The president and first lady have left Northern Ireland
US President George W Bush has left Northern Ireland on Airforce One after his one-day visit.
Mr Bush invited the first and deputy first ministers to the White House before he leaves office in January.
Speaking after meeting Peter Robinson and Martin McGuinness, Mr Bush said the progress made in Northern Ireland over the past 10 years was unimaginable.
He said the world had been impressed by the progress of peace and reconciliation.
Mr Bush discussed investment issues and the devolution of policing and justice with the two ministers.
"This is a good place for investment. Ultimately investment will help NI reach its full potential," Mr Bush said after the meeting.
He said other countries around the world looked to Northern Ireland and wondered if reconciliation was possible for them.
"Northern Ireland is a success story," he said.
"Obviously more work has to be done.
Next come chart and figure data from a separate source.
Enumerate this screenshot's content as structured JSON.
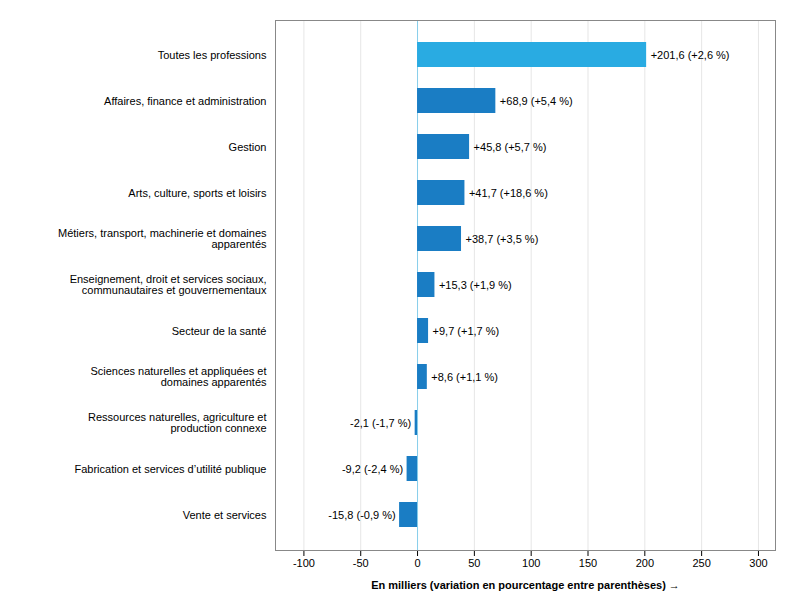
{
  "chart_data": {
    "type": "bar",
    "orientation": "horizontal",
    "categories": [
      "Toutes les professions",
      "Affaires, finance et administration",
      "Gestion",
      "Arts, culture, sports et loisirs",
      "Métiers, transport, machinerie et domaines\napparentés",
      "Enseignement, droit et services sociaux,\ncommunautaires et gouvernementaux",
      "Secteur de la santé",
      "Sciences naturelles et appliquées et\ndomaines apparentés",
      "Ressources naturelles, agriculture et\nproduction connexe",
      "Fabrication et services d’utilité publique",
      "Vente et services"
    ],
    "values": [
      201.6,
      68.9,
      45.8,
      41.7,
      38.7,
      15.3,
      9.7,
      8.6,
      -2.1,
      -9.2,
      -15.8
    ],
    "value_labels": [
      "+201,6 (+2,6 %)",
      "+68,9 (+5,4 %)",
      "+45,8 (+5,7 %)",
      "+41,7 (+18,6 %)",
      "+38,7 (+3,5 %)",
      "+15,3 (+1,9 %)",
      "+9,7 (+1,7 %)",
      "+8,6 (+1,1 %)",
      "-2,1 (-1,7 %)",
      "-9,2 (-2,4 %)",
      "-15,8 (-0,9 %)"
    ],
    "data_labels": true,
    "colors": [
      "#29ABE2",
      "#1A7DC4",
      "#1A7DC4",
      "#1A7DC4",
      "#1A7DC4",
      "#1A7DC4",
      "#1A7DC4",
      "#1A7DC4",
      "#1A7DC4",
      "#1A7DC4",
      "#1A7DC4"
    ],
    "xlabel": "En milliers (variation en pourcentage entre parenthèses)",
    "xlim": [
      -125,
      315
    ],
    "xticks": [
      -100,
      -50,
      0,
      50,
      100,
      150,
      200,
      250,
      300
    ],
    "grid": true
  }
}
Progress made to date would have been unimaginable 10 years ago."
Mr Robinson praised George Bush's role in encouraging economic development in Northern Ireland.
"We are very grateful for the work that has been done by the president and his ambassadors over the previous years ," he said.
"The endorsement of the president for our investment conference goes a long way and it lets people throughout the world know that Northern Ireland truly is open for business."
Mr Bush also met Irish leader Brian Cowen and former first minister Ian Paisley, with whom he exchanged gifts.
Prime Minister Gordon Brown and his wife, Sarah, also travelled to Belfast to meet Mr Bush and his wife, Laura.
The president met with the first and deputy first ministers
Mrs Brown later accompanied Mrs Bush to a community project in the city where they met young people involved in cross community work across Northern Ireland.
One of the final stops on the presidential party's schedule was to Loughview Integrated Primary School in Castlereagh, where they met pupils and some of the champions of integrated education.
A small crowd had gathered at the school to protest at the visit and one man was arrested.
Earlier on Monday, several hundred people demonstrated in Belfast city centre against Mr Bush's visit to Northern Ireland.
Some climbed to the roof of the city hall and erected an Iraqi flag.
The protest at Belfast City Hall was organised by the Belfast Anti-War Movement representing trade unions and student and women's groups.